Mainstream Jews shunned him, he said. “The Jewish Federation doesn’t like me. The ADL doesn’t like me.” He took a joyless sip of water. “At the shul we belong to now, I make a point of not talking about what I do, because there are Holocaust survivors there who argue with me.
“But you know, in all the time we’ve been doing this, nobody’s ever said, ‘Oh, Zelman, you’re wrong, and here’s the proof.’ Time after time, the gun laws were there. The laws were enforced. And the genocides happened. Bodies don’t lie. And people who think it can’t happen here? Ask Japanese Americans, the American Indians, the African Americans. They’ll tell you it can happen here, because it already has.”

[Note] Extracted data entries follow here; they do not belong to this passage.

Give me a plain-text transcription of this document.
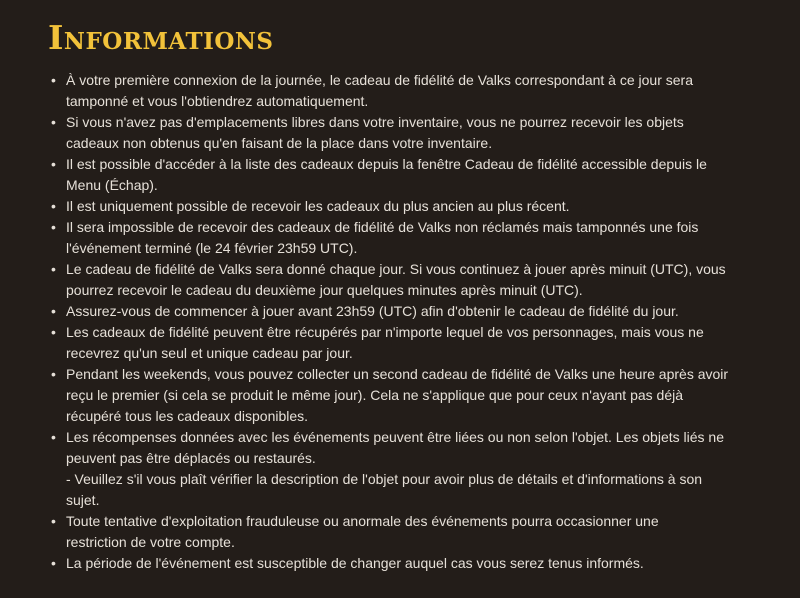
Informations
• À votre première connexion de la journée, le cadeau de fidélité de Valks correspondant à ce jour sera
tamponné et vous l'obtiendrez automatiquement.
• Si vous n'avez pas d'emplacements libres dans votre inventaire, vous ne pourrez recevoir les objets
cadeaux non obtenus qu'en faisant de la place dans votre inventaire.
• Il est possible d'accéder à la liste des cadeaux depuis la fenêtre Cadeau de fidélité accessible depuis le
Menu (Échap).
• Il est uniquement possible de recevoir les cadeaux du plus ancien au plus récent.
• Il sera impossible de recevoir des cadeaux de fidélité de Valks non réclamés mais tamponnés une fois
l'événement terminé (le 24 février 23h59 UTC).
• Le cadeau de fidélité de Valks sera donné chaque jour. Si vous continuez à jouer après minuit (UTC), vous
pourrez recevoir le cadeau du deuxième jour quelques minutes après minuit (UTC).
• Assurez-vous de commencer à jouer avant 23h59 (UTC) afin d'obtenir le cadeau de fidélité du jour.
• Les cadeaux de fidélité peuvent être récupérés par n'importe lequel de vos personnages, mais vous ne
recevrez qu'un seul et unique cadeau par jour.
• Pendant les weekends, vous pouvez collecter un second cadeau de fidélité de Valks une heure après avoir
reçu le premier (si cela se produit le même jour). Cela ne s'applique que pour ceux n'ayant pas déjà
récupéré tous les cadeaux disponibles.
• Les récompenses données avec les événements peuvent être liées ou non selon l'objet. Les objets liés ne
peuvent pas être déplacés ou restaurés.
- Veuillez s'il vous plaît vérifier la description de l'objet pour avoir plus de détails et d'informations à son
sujet.
• Toute tentative d'exploitation frauduleuse ou anormale des événements pourra occasionner une
restriction de votre compte.
• La période de l'événement est susceptible de changer auquel cas vous serez tenus informés.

Aaron died later that year, on December 21, 2010.
You can still visit JPFO online — the logo is an electrifying red, white and blue Jewish star flanked by a musket and a machine gun — and Aaron’s two books are still available. “Death by ‘Gun Control’” examines nine 20th-century genocides — including in Rwanda, Cambodia and Ottoman Turkey — and the gun bans or restrictions that preceded them.
“‘Gun Control’: Gateway to Tyranny” reveals that Senator Thomas Dodd, who was a prosecutor at Nuremberg, asked the Library of Congress to translate Hitler’s 1938 gun-control laws into English so that he could consult them when working on the Gun Control Act of 1968.
Neither book made much of a splash. But I still think about Aaron.